На севере, вокруг Ганзы, собиралась гроза. В клубящихся темных облаках засверкали зигзаги молний.
— Буря идет, — сказал Мирзо, вставая. — Надо укрепить палатки. Ганза сердится, — добавил он, когда яркая молния вырвала из темноты крутые склоны далекой горы. — Будет плохая ночь…
Дождь начался вскоре после того, как мы забрались в палатки. Первые капли звонко забарабанили по туго натянутому тенту.
Вначале мне показалось, что дождь не сильный. Я повернулся на бок и уже начал засыпать, когда в палатку под плотно застегнутую дверь с трудом пролез Вал — охотничий пес Мирзо. Пес был такой мокрый, словно он только что вылез из реки. Он попытался отряхнуться, обдал нас тучей холодных брызг, загасил свечу и был немедленно выгнан наружу рассвирепевшим Закиром.
Шум дождя все усиливался и вскоре превратился в сплошной гул. Палатка заполнялась тонкой водяной пылью, а под наши матрацы потекли мутные ручьи.
Закир, чертыхаясь, вылез из спального мешка и начал одеваться.
Палатка содрогнулась под налетевшим шквалом ветра; послышался треск, и водяная пыль стала гуще.

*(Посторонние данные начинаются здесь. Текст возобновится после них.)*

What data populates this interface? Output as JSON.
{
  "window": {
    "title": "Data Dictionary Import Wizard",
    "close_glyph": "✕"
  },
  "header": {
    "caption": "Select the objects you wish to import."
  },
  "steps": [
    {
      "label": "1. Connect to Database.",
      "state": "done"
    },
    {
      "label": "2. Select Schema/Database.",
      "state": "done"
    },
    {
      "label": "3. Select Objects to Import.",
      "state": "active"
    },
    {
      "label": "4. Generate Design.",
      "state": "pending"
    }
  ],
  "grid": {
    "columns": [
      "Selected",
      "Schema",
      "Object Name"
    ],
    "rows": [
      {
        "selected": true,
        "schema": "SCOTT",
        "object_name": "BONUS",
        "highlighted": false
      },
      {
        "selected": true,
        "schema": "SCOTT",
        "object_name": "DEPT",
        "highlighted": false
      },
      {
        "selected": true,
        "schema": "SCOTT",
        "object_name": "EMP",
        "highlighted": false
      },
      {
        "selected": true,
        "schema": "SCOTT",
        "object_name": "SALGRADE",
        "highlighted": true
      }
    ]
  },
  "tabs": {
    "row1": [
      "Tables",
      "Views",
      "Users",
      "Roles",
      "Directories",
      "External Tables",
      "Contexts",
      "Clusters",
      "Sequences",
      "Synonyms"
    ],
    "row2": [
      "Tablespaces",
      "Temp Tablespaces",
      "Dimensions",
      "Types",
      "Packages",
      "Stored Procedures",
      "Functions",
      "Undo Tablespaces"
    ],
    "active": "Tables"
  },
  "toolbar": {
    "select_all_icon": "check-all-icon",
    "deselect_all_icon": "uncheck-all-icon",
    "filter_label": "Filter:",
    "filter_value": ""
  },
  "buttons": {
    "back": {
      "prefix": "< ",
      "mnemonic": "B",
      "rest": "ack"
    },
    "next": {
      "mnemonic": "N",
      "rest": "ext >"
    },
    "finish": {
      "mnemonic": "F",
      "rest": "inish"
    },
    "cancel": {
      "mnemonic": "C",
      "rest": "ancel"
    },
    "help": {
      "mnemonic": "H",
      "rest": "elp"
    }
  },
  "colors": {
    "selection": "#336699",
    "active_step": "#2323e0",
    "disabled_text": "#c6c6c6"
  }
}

— Тент улетел, — прокричал мне в самое ухо Закир. — Вставай. Дождь такой, что палатка не выдержит.
По крикам, доносившимся снаружи, мы поняли, что ветер опрокинул соседнюю палатку. Закир накинул брезентовый плащ и отправился на помощь, а я накрылся седлом, лежавшим в углу, и, привалившись к одному из кольев, который угрожающе трещал, пытался его удержать.
Струи воды текли через палатку, постепенно снося все, что лежало на полу, к одной из стенок. Молнии сверкали прямо над головой, и оглушительные, похожие на выстрелы удары грома следовали один за другим без перерыва.
Потом гром начал утихать, но дождь, казалось, все усиливался.
В палатку влез Закир с электрическим фонарем в руке, за ним Мирзо и один из наших рабочих. Шествие замыкал пес. Со всех ручьями текла вода. Закир посветил фонарем и, убедившись, что в палатке не осталось сухого места, присел на корточки возле намокшего спального мешка. Мирзо и рабочий последовали его примеру. Бал скромно устроился у самого входа, всем своим видом показывая, что он старается занять как можно меньше места.